Rather, the dilemma is relevant with regard to the matter of interment of sacred documents. Must an amulet no longer in use be buried, or may it be discarded? However, with regard to the matter of interment as well, come and hear a resolution from what was taught: If one of the names of God was written even on the handles of the vessels and even on legs of the bed, he must cut off the name and bury it, as one must be exacting with regard to the name of God, wherever it is written. אֶלָּא לְעִנְיַן גְּנִיזָה. תָּא שְׁמַע: הָיָה כָּתוּב עַל יְדוֹת הַכֵּלִים וְעַל כַּרְעֵי הַמִּטָּה — יָגוֹד וְיִגְנְזֶנּוּ!
Rather, the dilemma was raised with regard to whether or not it is permitted to enter the bathroom with them. What is the halakha? Do they have sanctity, and it is therefore prohibited? Or, perhaps they have no sanctity, and it is permitted? Come and hear a resolution from that which we learned in our mishna: Nor with an amulet, when it is not from an expert.

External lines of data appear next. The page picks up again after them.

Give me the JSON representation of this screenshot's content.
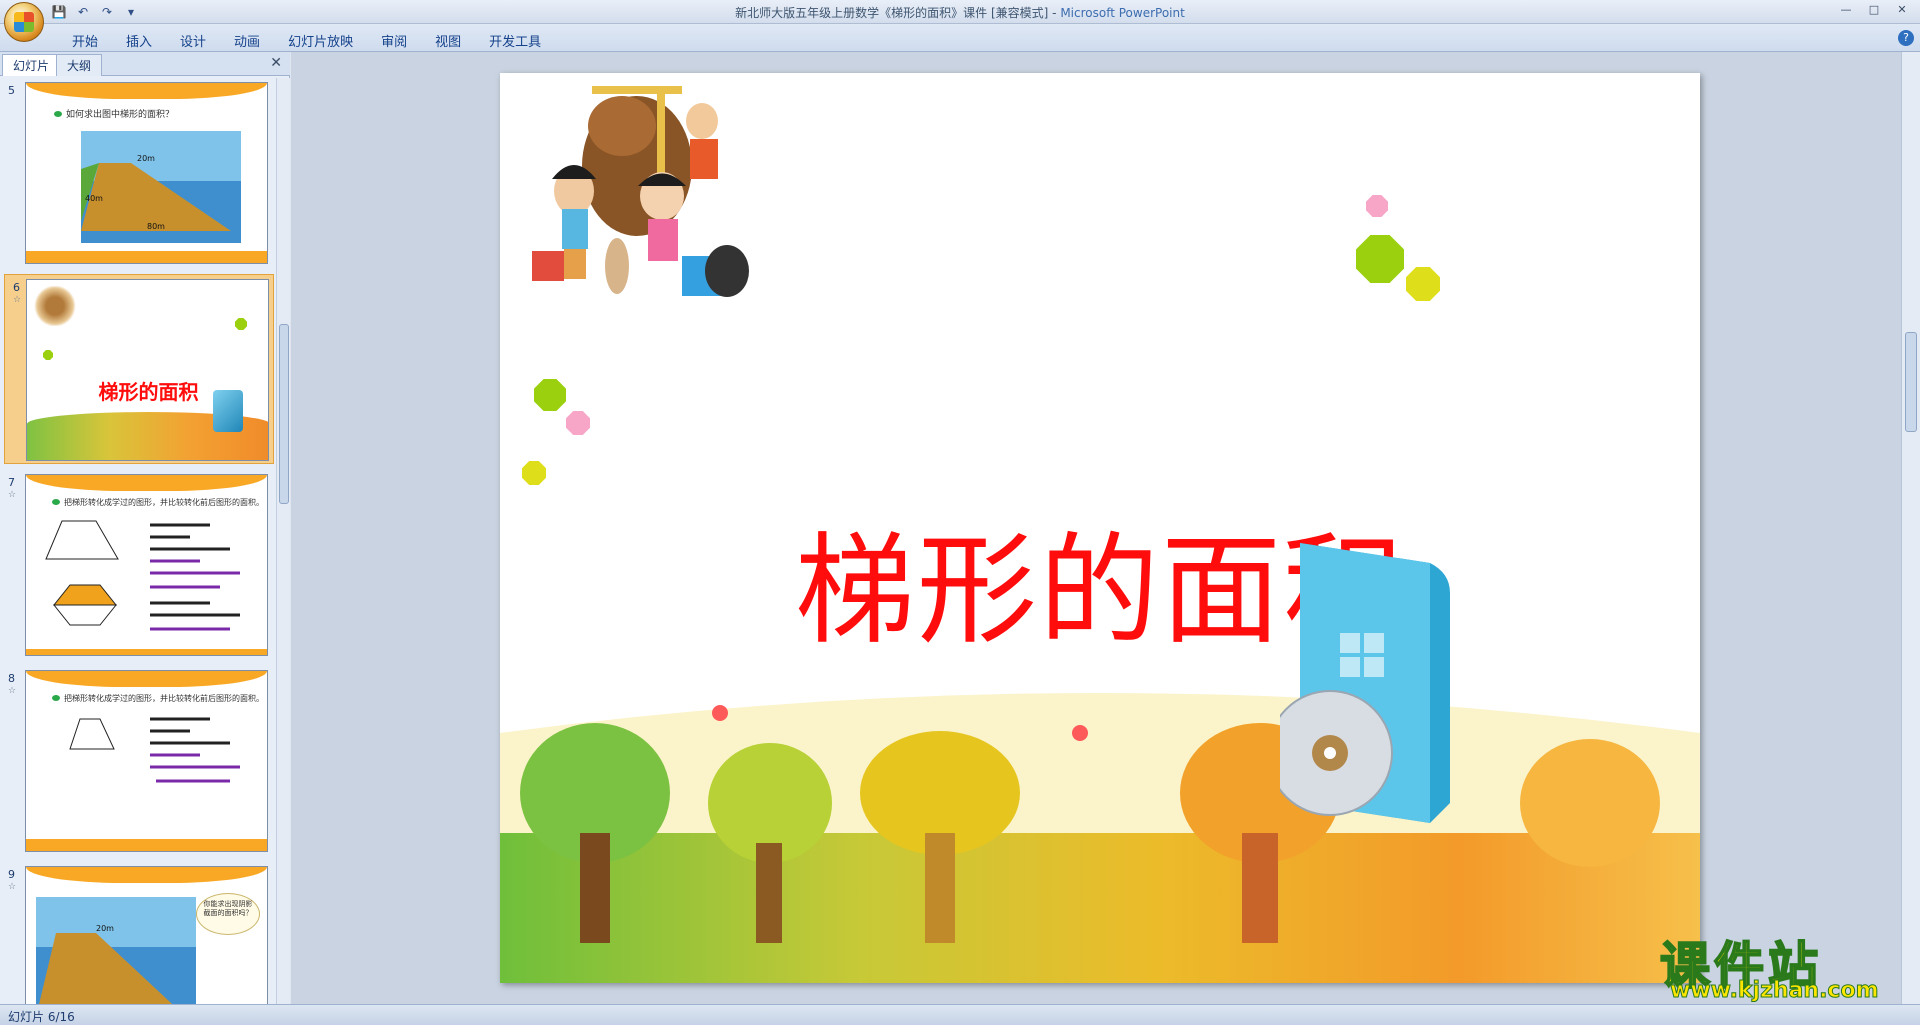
{
  "window": {
    "title_doc": "新北师大版五年级上册数学《梯形的面积》课件 [兼容模式] - ",
    "title_app": "Microsoft PowerPoint"
  },
  "ribbon": {
    "tabs": [
      "开始",
      "插入",
      "设计",
      "动画",
      "幻灯片放映",
      "审阅",
      "视图",
      "开发工具"
    ]
  },
  "left_pane": {
    "tabs": [
      "幻灯片",
      "大纲"
    ],
    "slides": [
      {
        "number": "5",
        "text": "如何求出图中梯形的面积？",
        "labels": [
          "20m",
          "40m",
          "80m"
        ]
      },
      {
        "number": "6",
        "title": "梯形的面积",
        "selected": true
      },
      {
        "number": "7",
        "text": "把梯形转化成学过的图形，并比较转化前后图形的面积。"
      },
      {
        "number": "8",
        "text": "把梯形转化成学过的图形，并比较转化前后图形的面积。"
      },
      {
        "number": "9",
        "text": "你能求出现阴影截面的面积吗？",
        "labels": [
          "20m"
        ]
      }
    ]
  },
  "slide": {
    "title": "梯形的面积"
  },
  "status": {
    "slide_indicator": "幻灯片 6/16"
  },
  "watermark": {
    "main": "课件站",
    "url": "www.kjzhan.com"
  }
}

By inference: If it is from an expert, he may go out with it. אֶלָּא לִיכָּנֵס בָּהֶן בְּבֵית הַכִּסֵּא. מַאי? יֵשׁ בָּהֶן קְדוּשָּׁה — וַאֲסִיר, אוֹ דִילְמָא אֵין בָּהֶן קְדוּשָּׁה — וּשְׁרֵי? תָּא שְׁמַע וְלֹא בְּקָמֵיעַ בִּזְמַן שֶׁאֵינוֹ מִן הַמּוּמְחֶה: הָא מִן הַמּוּמְחֶה — נָפֵיק.

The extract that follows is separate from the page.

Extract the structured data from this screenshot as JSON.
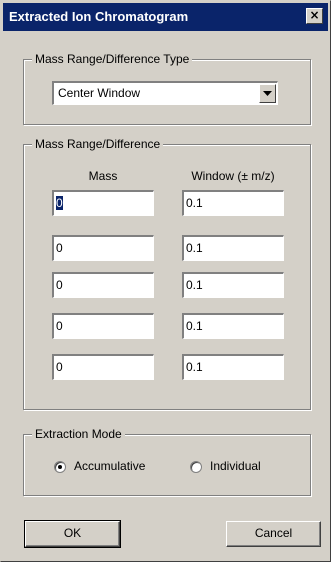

And, if you say that amulets have an element of sanctity, at times he will need to go to the bathroom, will be required to remove the amulets, forget that he removed them, and come to carry them four cubits in the public domain. Since the mishna did not address these complications, apparently amulets do not have an element of sanctity in that regard and one may enter the bathroom with them. The Gemara rejects this: With what we are dealing here? With an amulet made of herbal roots that certainly has no sanctity. וְאִי אָמְרַתְּ קְמֵיעִין יֵשׁ בָּהֶן מִשּׁוּם קְדוּשָּׁה, זִמְנִין דְּמִיצְטְרִיךְ לְבֵית הַכִּסֵּא, וְאָתֵי לְאֵיתוֹיִינְהוּ אַרְבַּע אַמּוֹת בִּרְשׁוּת הָרַבִּים. הָכָא בְמַאי עָסְקִינַן — בְּקָמֵיעַ שֶׁל עִיקָּרִין.

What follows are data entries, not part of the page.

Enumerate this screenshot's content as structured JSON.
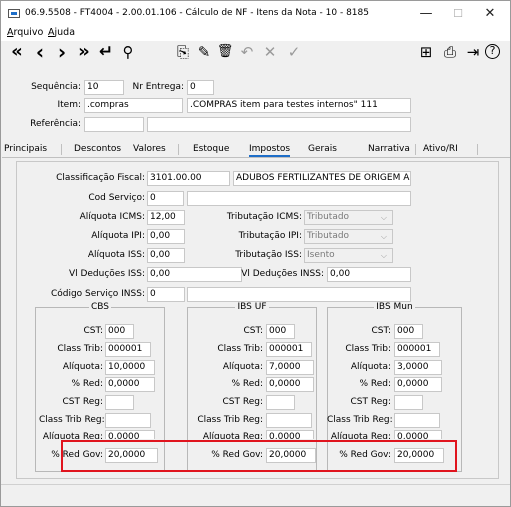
{
  "window": {
    "title": "06.9.5508 - FT4004 - 2.00.01.106 - Cálculo de NF - Itens da Nota - 10 - 8185",
    "minimize": "—",
    "maximize": "☐",
    "close": "✕"
  },
  "menu": [
    "Arquivo",
    "Ajuda"
  ],
  "toolbar_icons": {
    "first": "«",
    "prev": "‹",
    "next": "›",
    "last": "»",
    "return": "↵",
    "search": "⚲",
    "new": "⎘",
    "edit": "✎",
    "delete": "🗑",
    "undo": "↶",
    "cancel": "✕",
    "confirm": "✓",
    "tree": "⊞",
    "print": "⎙",
    "exit": "⇥",
    "help": "?"
  },
  "header": {
    "sequencia_label": "Sequência:",
    "sequencia_value": "10",
    "nr_entrega_label": "Nr Entrega:",
    "nr_entrega_value": "0",
    "item_label": "Item:",
    "item_code": ".compras",
    "item_desc": ".COMPRAS item para testes internos\" 111",
    "referencia_label": "Referência:",
    "referencia_code": "",
    "referencia_desc": ""
  },
  "tabs": [
    "Principais",
    "Descontos",
    "Valores",
    "Estoque",
    "Impostos",
    "Gerais",
    "Narrativa",
    "Ativo/RI"
  ],
  "selected_tab": "Impostos",
  "impostos": {
    "class_fiscal_label": "Classificação Fiscal:",
    "class_fiscal_value": "3101.00.00",
    "class_fiscal_desc": "ADUBOS FERTILIZANTES DE ORIGEM ANIM",
    "cod_servico_label": "Cod Serviço:",
    "cod_servico_value": "0",
    "cod_servico_desc": "",
    "aliq_icms_label": "Alíquota ICMS:",
    "aliq_icms_value": "12,00",
    "trib_icms_label": "Tributação ICMS:",
    "trib_icms_value": "Tributado",
    "aliq_ipi_label": "Alíquota IPI:",
    "aliq_ipi_value": "0,00",
    "trib_ipi_label": "Tributação IPI:",
    "trib_ipi_value": "Tributado",
    "aliq_iss_label": "Alíquota ISS:",
    "aliq_iss_value": "0,00",
    "trib_iss_label": "Tributação ISS:",
    "trib_iss_value": "Isento",
    "vl_ded_iss_label": "Vl Deduções ISS:",
    "vl_ded_iss_value": "0,00",
    "vl_ded_inss_label": "Vl Deduções INSS:",
    "vl_ded_inss_value": "0,00",
    "cod_serv_inss_label": "Código Serviço INSS:",
    "cod_serv_inss_value": "0",
    "cod_serv_inss_desc": ""
  },
  "groups": [
    {
      "title": "CBS",
      "cst_label": "CST:",
      "cst": "000",
      "class_trib_label": "Class Trib:",
      "class_trib": "000001",
      "aliquota_label": "Alíquota:",
      "aliquota": "10,0000",
      "red_label": "% Red:",
      "red": "0,0000",
      "cst_reg_label": "CST Reg:",
      "cst_reg": "",
      "class_trib_reg_label": "Class Trib Reg:",
      "class_trib_reg": "",
      "aliquota_reg_label": "Alíquota Reg:",
      "aliquota_reg": "0,0000",
      "red_gov_label": "% Red Gov:",
      "red_gov": "20,0000"
    },
    {
      "title": "IBS UF",
      "cst_label": "CST:",
      "cst": "000",
      "class_trib_label": "Class Trib:",
      "class_trib": "000001",
      "aliquota_label": "Alíquota:",
      "aliquota": "7,0000",
      "red_label": "% Red:",
      "red": "0,0000",
      "cst_reg_label": "CST Reg:",
      "cst_reg": "",
      "class_trib_reg_label": "Class Trib Reg:",
      "class_trib_reg": "",
      "aliquota_reg_label": "Alíquota Reg:",
      "aliquota_reg": "0,0000",
      "red_gov_label": "% Red Gov:",
      "red_gov": "20,0000"
    },
    {
      "title": "IBS Mun",
      "cst_label": "CST:",
      "cst": "000",
      "class_trib_label": "Class Trib:",
      "class_trib": "000001",
      "aliquota_label": "Alíquota:",
      "aliquota": "3,0000",
      "red_label": "% Red:",
      "red": "0,0000",
      "cst_reg_label": "CST Reg:",
      "cst_reg": "",
      "class_trib_reg_label": "Class Trib Reg:",
      "class_trib_reg": "",
      "aliquota_reg_label": "Alíquota Reg:",
      "aliquota_reg": "0,0000",
      "red_gov_label": "% Red Gov:",
      "red_gov": "20,0000"
    }
  ],
  "colors": {
    "highlight": "#e0141e",
    "tab_accent": "#1e6ec8"
  }
}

The Gemara asks: Wasn’t it taught in a baraita: This is the case with regard to both a written amulet and an amulet of herbal roots, indicating that their halakhot are equal? Rather, with what we are dealing here? With a person who is dangerously ill. Because of the life-threatening situation, he is permitted to enter the bathroom with his amulet, despite the resulting degradation of the Holy Name. Wasn’t it taught in the same baraita that the halakha applies to both a sick person who is dangerously ill and a sick person who is not dangerously ill, indicating that they share the same status in this regard? וְהָתַנְיָא: אֶחָד קָמֵיעַ שֶׁל כְּתָב וְאֶחָד קָמֵיעַ שֶׁל עִיקָּרִין! אֶלָּא הָכָא בְמַאי עָסְקִינַן — בְּחוֹלֶה שֶׁיֵּשׁ בּוֹ סַכָּנָה. וְהָתַנְיָא: אֶחָד חוֹלֶה שֶׁיֵּשׁ בּוֹ סַכָּנָה וְאֶחָד חוֹלֶה שֶׁאֵין בּוֹ סַכָּנָה.
Rather, since the amulet heals, even though he holds it in his hand, he may well go out with it too. In terms of healing, there is no difference whether the amulet is hanging around his neck or whether it is in his hand; just as they permitted him to wear it around his neck on Shabbat, so too they permitted him to carry it in his hand. אֶלָּא כֵּיוָן דְּמַסֵּי, אַף עַל גַּב דְּנָקֵיט לֵיהּ בִּידֵיהּ — (נָמֵי) שַׁפִּיר דָּמֵי.